If employees will be more actively involved in emergency spill operations that extend beyond the scope of their normal work duties, or will clean up spills outside of their immediate work area, safety and awareness training can often be incorporated at the beginning of HAZWOPER training [40 CFR 1910.120].
Employees who regularly work in spill-prone areas should receive more in-depth training than just noting the location of the nearest exit. This training may include:
- Taking defensive actions, such as surrounding the spill area with absorbents or dikes
- Emergency shutdown procedures
- Looking for fire hazards
- Identifying containers or tanks by UN number, placards or other markings
- First aid, CPR and defibrillator training
Assuming the Worst
When the nature of the spill cannot be determined, assume that the puddle – or lake – is the worst thing that could possibly have spilled at the facility. So, if the nastiest chemical at the facility is used oil, responders probably don’t need fully encapsulated suits and supplied air respirators. The color of the spill, its location or a penetrating smell may help in determining its severity.

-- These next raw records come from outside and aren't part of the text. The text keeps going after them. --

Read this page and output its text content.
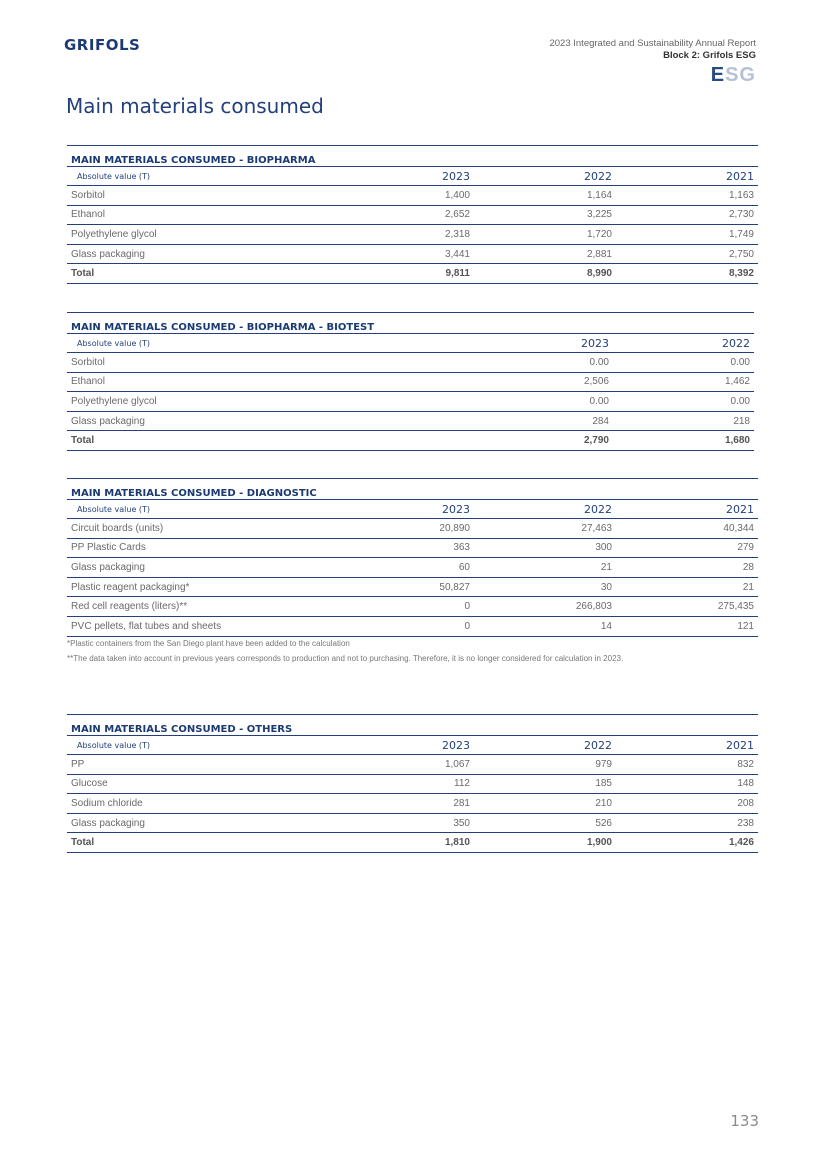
GRIFOLS	2023 Integrated and Sustainability Annual Report
Block 2: Grifols ESG
ESG
Main materials consumed
MAIN MATERIALS CONSUMED - BIOPHARMA			
Absolute value (T)	2023	2022	2021
Sorbitol	1,400	1,164	1,163
Ethanol	2,652	3,225	2,730
Polyethylene glycol	2,318	1,720	1,749
Glass packaging	3,441	2,881	2,750
Total	9,811	8,990	8,392
MAIN MATERIALS CONSUMED - BIOPHARMA - BIOTEST		
Absolute value (T)	2023	2022
Sorbitol	0.00	0.00
Ethanol	2,506	1,462
Polyethylene glycol	0.00	0.00
Glass packaging	284	218
Total	2,790	1,680
MAIN MATERIALS CONSUMED - DIAGNOSTIC			
Absolute value (T)	2023	2022	2021
Circuit boards (units)	20,890	27,463	40,344
PP Plastic Cards	363	300	279
Glass packaging	60	21	28
Plastic reagent packaging*	50,827	30	21
Red cell reagents (liters)**	0	266,803	275,435
PVC pellets, flat tubes and sheets	0	14	121
*Plastic containers from the San Diego plant have been added to the calculation
**The data taken into account in previous years corresponds to production and not to purchasing. Therefore, it is no longer considered for calculation in 2023.
MAIN MATERIALS CONSUMED - OTHERS			
Absolute value (T)	2023	2022	2021
PP	1,067	979	832
Glucose	112	185	148
Sodium chloride	281	210	208
Glass packaging	350	526	238
Total	1,810	1,900	1,426
133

When preparing spill plans and training onsite responders, use Safety Data Sheets (SDSs) to determine what hazards are present at the facility and what precautions may need to be taken. SDSs can help determine, among other things:
- What materials are actually onsite and need to be accounted for
- If the spill needs to be handled very quickly to prevent further hazards
- If the facility should be evacuated to avoid inhalation of noxious fumes
- Any health hazards
- Any fire or explosion risks
- Whether the spill will react with other materials
If the contents of a spill cannot be determined, instruments such as gas detectors, pH paper, etc. can be used – after responders are properly protected, of course – to help determine what the spill may actually be.
Putting it Together
Taking the time to determine the full extent of spill risks at a facility is a noble achievement, but if no one knows what to do during an emergency, these efforts have been wasted. If, for example, vapors from the spill are an inhalation hazard, precious time could be spent looking for people who have safely made it to an accumulation point and just haven’t checked in – or worse, people could have remained in the building and dismissed warning sirens or announcements as “just another drill.”
Planning and training everyone to know exactly what to do in a spill emergency will help keep everyone safe, and help speed response efforts by ensuring that life safety needs have been met prior to mitigation of a spill. Although environmental fines can be great if spills enter the environment, loss of life would be a worse tragedy.